The Earth is getting greener, and it could be due to our carbon footprints. New reports suggest that our planet has seen an increase in its levels of plant cover in certain areas across the globe in recent years, and that this could be an indirect result of the increased levels of carbon dioxide in the atmosphere, a by-product of human activity.
Recent scientific research has shown that over the past decades, the Earth has seen an increase in its overall amount of plant and vegetation cover, but are as yet unsure of the exact cause. A number of interacting factors may be involved, and many scientists are of the opinion that this increase in plant cover is partly due to the “CO2 fertilisation effect“, of in other words, the carbon dioxide generated by human activity, which stimulates photosynthesis, and causes a beneficial greening of the Earth’s surface.
To determine how much of this increased lushness is due to changing CO2 levels, Randall Donohue, of Australia’s national research institute, monitored vegetation levels at the edges of various desert areas across the globe, including in North Africa and central Asia. The monitored regions were chosen specifically for their high levels of sunlight and warmth, whilst receiving just enough rainfall to allow vegetation to grow. Donohue hypothesised that should the volume of plant cover increase, it could only be attributed to increased rainfall levels or an increase in CO2 levels.
Donohue’s research revealed an 11 per cent rise in the amount of vegetation per rainfall unit in the monitored areas between 1982 and 2010, which correlates roughly with rising global CO2 levels across this period. These findings cast into doubt climate change researchers’ predictions that desert areas will get drier and expand as global warming levels rise.
Donohue also suggests that these increased levels of plant cover may prove beneficial to the climate as well, for example, increased plant cover will result in higher rainfall levels, which in turn affects river flows and reduces the likelihood of wildfires. As yet, however, Donohue is unable to predict to what extent CO2 fertilisation will affect vegetation in the coming decades.

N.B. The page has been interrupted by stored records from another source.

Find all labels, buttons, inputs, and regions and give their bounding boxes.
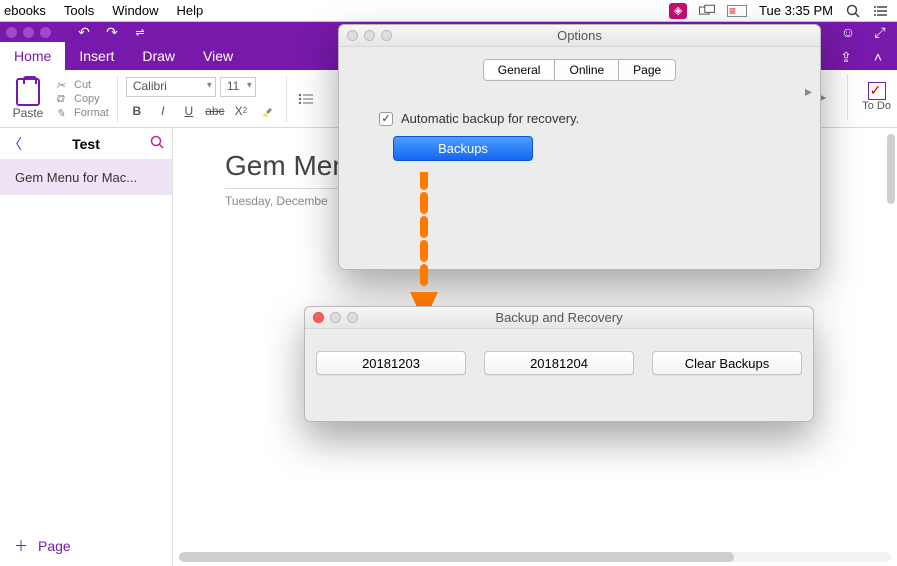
- close-icon[interactable]: [347, 30, 358, 41]
- tab-general[interactable]: General: [484, 60, 556, 80]
- minimize-icon[interactable]: [330, 312, 341, 323]
- menubar-clock: Tue 3:35 PM: [759, 3, 833, 18]
- minimize-icon[interactable]: [364, 30, 375, 41]
- todo-label: To Do: [862, 100, 891, 112]
- mac-menubar: ebooks Tools Window Help ◈ Tue 3:35 PM: [0, 0, 897, 22]
- gem-menubar-icon[interactable]: ◈: [669, 3, 687, 19]
- clear-backups-button[interactable]: Clear Backups: [652, 351, 802, 375]
- add-page-button[interactable]: ＋ Page: [0, 526, 172, 566]
- todo-button[interactable]: ✓ To Do: [862, 82, 891, 112]
- window-dot[interactable]: [6, 27, 17, 38]
- qat-dropdown-icon[interactable]: ⇌: [129, 23, 151, 41]
- backups-button[interactable]: Backups: [393, 136, 533, 161]
- options-tabs: General Online Page: [483, 59, 676, 81]
- font-family-select[interactable]: Calibri: [126, 77, 216, 97]
- redo-icon[interactable]: ↷: [101, 23, 123, 41]
- format-painter-button[interactable]: ✎Format: [56, 107, 109, 119]
- window-dot[interactable]: [23, 27, 34, 38]
- tab-online[interactable]: Online: [555, 60, 619, 80]
- input-flag-icon[interactable]: [727, 5, 747, 17]
- auto-backup-checkbox[interactable]: ✓: [379, 112, 393, 126]
- menu-list-icon[interactable]: [873, 3, 889, 19]
- smiley-icon[interactable]: ☺: [837, 23, 859, 41]
- search-icon[interactable]: [150, 135, 164, 152]
- options-window: Options General Online Page ▸ ✓ Automati…: [338, 24, 821, 270]
- zoom-icon[interactable]: [347, 312, 358, 323]
- page-sidebar: 〈 Test Gem Menu for Mac... ＋ Page: [0, 128, 173, 566]
- backup-date-button[interactable]: 20181204: [484, 351, 634, 375]
- tab-page[interactable]: Page: [619, 60, 675, 80]
- tab-home[interactable]: Home: [0, 42, 65, 70]
- close-icon[interactable]: [313, 312, 324, 323]
- bold-button[interactable]: B: [126, 101, 148, 121]
- plus-icon: ＋: [14, 536, 28, 556]
- page-date: Tuesday, Decembe: [225, 194, 328, 208]
- fullscreen-icon[interactable]: ⤢: [869, 23, 891, 41]
- add-page-label: Page: [38, 538, 71, 554]
- chevron-up-icon[interactable]: ˄: [867, 48, 889, 66]
- vertical-scrollbar[interactable]: [887, 134, 895, 204]
- window-dot[interactable]: [40, 27, 51, 38]
- menu-item[interactable]: Tools: [64, 3, 94, 18]
- subscript-button[interactable]: X2: [230, 101, 252, 121]
- share-icon[interactable]: ⇪: [835, 48, 857, 66]
- cut-button[interactable]: ✂Cut: [56, 79, 109, 91]
- paste-button[interactable]: Paste: [8, 78, 48, 120]
- undo-icon[interactable]: ↶: [73, 23, 95, 41]
- auto-backup-label: Automatic backup for recovery.: [401, 111, 579, 126]
- clipboard-icon: [16, 78, 40, 106]
- italic-button[interactable]: I: [152, 101, 174, 121]
- tab-view[interactable]: View: [189, 42, 247, 70]
- highlight-button[interactable]: [256, 101, 278, 121]
- underline-button[interactable]: U: [178, 101, 200, 121]
- menu-item[interactable]: Help: [177, 3, 204, 18]
- options-title: Options: [557, 28, 602, 43]
- bullets-button[interactable]: [295, 89, 317, 109]
- copy-button[interactable]: ⧉Copy: [56, 93, 109, 105]
- page-title[interactable]: Gem Men: [225, 150, 348, 182]
- paste-label: Paste: [13, 106, 44, 120]
- backup-date-button[interactable]: 20181203: [316, 351, 466, 375]
- tab-draw[interactable]: Draw: [128, 42, 189, 70]
- menu-item[interactable]: ebooks: [4, 3, 46, 18]
- page-list-item[interactable]: Gem Menu for Mac...: [0, 160, 172, 195]
- spotlight-icon[interactable]: [845, 3, 861, 19]
- chevron-right-icon[interactable]: ▸: [805, 83, 812, 100]
- font-size-select[interactable]: 11: [220, 77, 256, 97]
- horizontal-scrollbar[interactable]: [179, 552, 891, 562]
- backup-window: Backup and Recovery 20181203 20181204 Cl…: [304, 306, 814, 422]
- backup-title: Backup and Recovery: [495, 310, 622, 325]
- tab-insert[interactable]: Insert: [65, 42, 128, 70]
- strike-button[interactable]: abc: [204, 101, 226, 121]
- zoom-icon[interactable]: [381, 30, 392, 41]
- back-icon[interactable]: 〈: [8, 134, 22, 154]
- displays-icon[interactable]: [699, 3, 715, 19]
- section-title: Test: [72, 136, 100, 152]
- menu-item[interactable]: Window: [112, 3, 158, 18]
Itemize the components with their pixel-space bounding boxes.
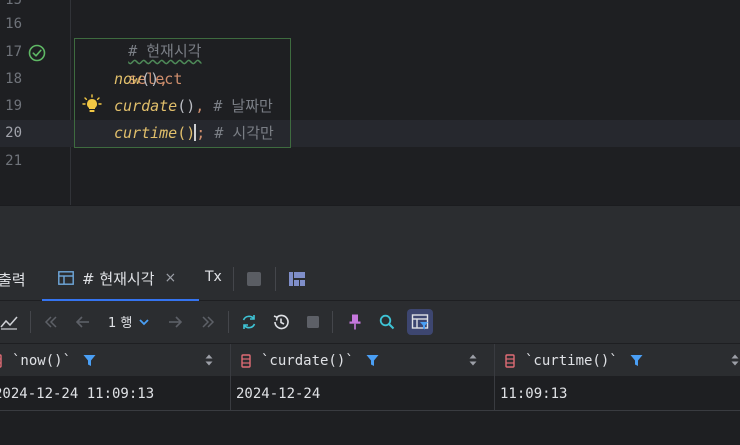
- filter-icon[interactable]: [366, 354, 379, 367]
- row-divider: [0, 410, 740, 411]
- stop-icon[interactable]: [247, 272, 261, 286]
- column-header-curdate[interactable]: `curdate()`: [241, 344, 379, 377]
- arrow-left-icon: [75, 316, 89, 328]
- line-chart-icon: [0, 316, 18, 330]
- separator: [332, 311, 333, 333]
- search-button[interactable]: [374, 309, 400, 335]
- arrow-right-icon: [169, 316, 183, 328]
- check-circle-icon[interactable]: [28, 44, 46, 62]
- column-header-label: `curdate()`: [261, 352, 354, 369]
- column-header-curtime[interactable]: `curtime()`: [505, 344, 643, 377]
- double-chevron-right-icon: [202, 316, 215, 328]
- refresh-icon: [242, 315, 256, 329]
- refresh-button[interactable]: [236, 309, 262, 335]
- tab-output[interactable]: 출력: [0, 257, 34, 301]
- column-icon: [241, 353, 251, 368]
- line-number: 17: [5, 44, 22, 60]
- separator: [228, 311, 229, 333]
- sort-icon[interactable]: [205, 354, 213, 366]
- last-page-button[interactable]: [195, 309, 221, 335]
- sql-editor[interactable]: 15 16 # 현재시각 17 select 18 now(), 19 curd…: [0, 0, 740, 205]
- editor-line: 16 # 현재시각: [0, 11, 740, 60]
- filter-icon[interactable]: [630, 354, 643, 367]
- column-header-label: `now()`: [12, 352, 72, 369]
- column-icon: [505, 353, 515, 368]
- column-divider[interactable]: [494, 344, 495, 410]
- prev-page-button[interactable]: [70, 309, 96, 335]
- editor-line: 21: [0, 148, 740, 175]
- table-icon: [58, 271, 74, 285]
- page-size-selector[interactable]: 1 행: [108, 312, 150, 331]
- table-cell[interactable]: 2024-12-24 11:09:13: [0, 377, 154, 410]
- pin-icon: [349, 314, 361, 330]
- pin-tab-button[interactable]: [342, 309, 368, 335]
- column-divider[interactable]: [230, 344, 231, 410]
- layout-icon[interactable]: [289, 272, 305, 286]
- column-header-now[interactable]: `now()`: [0, 344, 96, 377]
- sort-icon[interactable]: [469, 354, 477, 366]
- history-icon: [273, 314, 289, 330]
- next-page-button[interactable]: [162, 309, 188, 335]
- tx-label: Tx: [205, 269, 222, 285]
- column-icon: [0, 353, 2, 368]
- double-chevron-left-icon: [44, 316, 57, 328]
- column-header-label: `curtime()`: [525, 352, 618, 369]
- chart-button[interactable]: [0, 309, 22, 335]
- close-icon[interactable]: ×: [165, 270, 177, 286]
- line-number: 16: [5, 16, 22, 32]
- tab-query-result[interactable]: # 현재시각 ×: [42, 257, 199, 301]
- transaction-mode-button[interactable]: Tx: [205, 269, 222, 285]
- filter-icon[interactable]: [83, 354, 96, 367]
- chevron-down-icon: [139, 318, 150, 325]
- lightbulb-icon[interactable]: [82, 94, 102, 114]
- tab-output-label: 출력: [0, 270, 26, 289]
- panel-splitter[interactable]: [0, 205, 740, 257]
- sort-icon[interactable]: [731, 354, 739, 366]
- table-cell[interactable]: 2024-12-24: [236, 377, 320, 410]
- table-filter-icon: [411, 314, 429, 330]
- filter-view-button[interactable]: [407, 309, 433, 335]
- line-number: 21: [5, 153, 22, 169]
- table-cell[interactable]: 11:09:13: [500, 377, 567, 410]
- first-page-button[interactable]: [38, 309, 64, 335]
- line-number: 20: [5, 125, 22, 141]
- page-size-value: 1 행: [108, 316, 133, 331]
- separator: [275, 267, 276, 291]
- search-icon: [379, 314, 395, 330]
- stop-icon: [307, 316, 319, 328]
- executed-statement-highlight: [74, 38, 291, 148]
- stop-button[interactable]: [300, 309, 326, 335]
- separator: [233, 267, 234, 291]
- history-button[interactable]: [268, 309, 294, 335]
- line-number: 18: [5, 71, 22, 87]
- separator: [30, 311, 31, 333]
- line-number: 19: [5, 98, 22, 114]
- tab-result-label: # 현재시각: [82, 269, 155, 288]
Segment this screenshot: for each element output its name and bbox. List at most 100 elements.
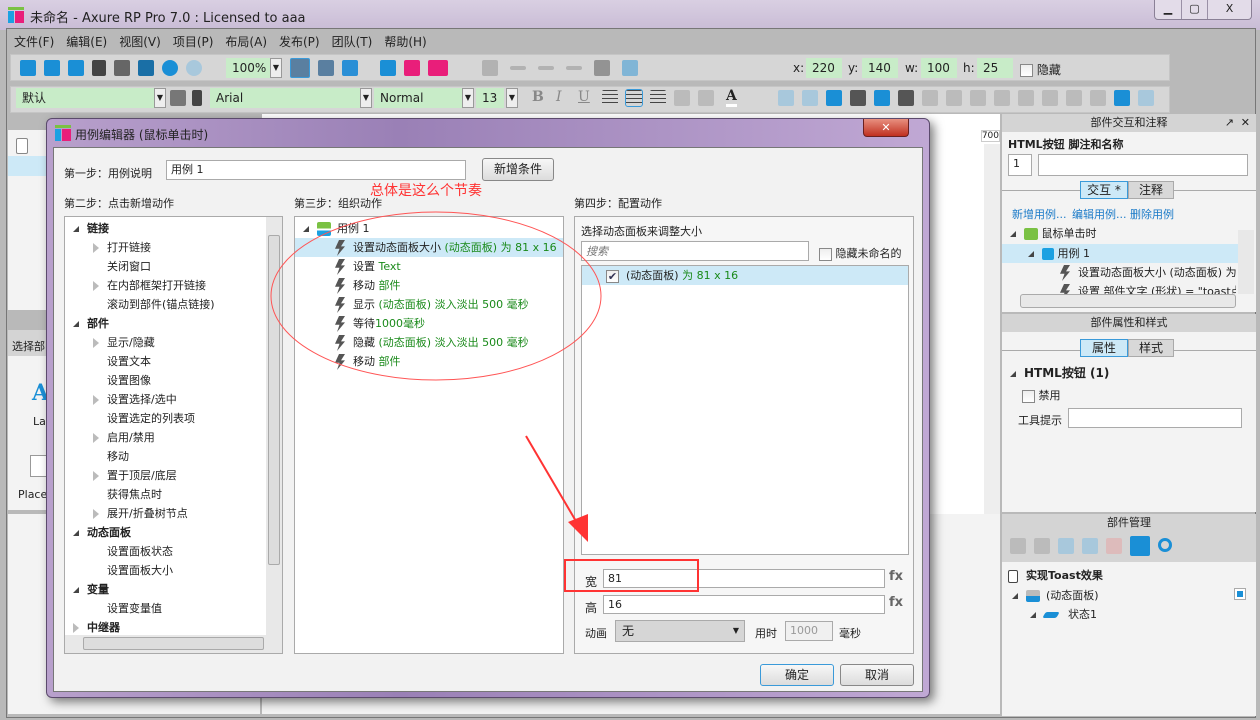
action-tree-item[interactable]: 设置选择/选中 (93, 390, 177, 409)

Nor does it seem that the CO2 fertilisation effect will have an impact in all desert areas. Researchers at the University of Moscow recently published data from a 10-year long research project in which a greenhouse was set up in the Mojave Desert in Nevada, USA. Speaking of the experiment results, Beth Newingham (a member of the research team), said that the team found “no sustained increase in biomass,” despite extra CO2 being pumped into the greenhouse. “You cannot assume that all these deserts respond the same” said Newingham. “Enough water needs to be present for the plants to respond at all.”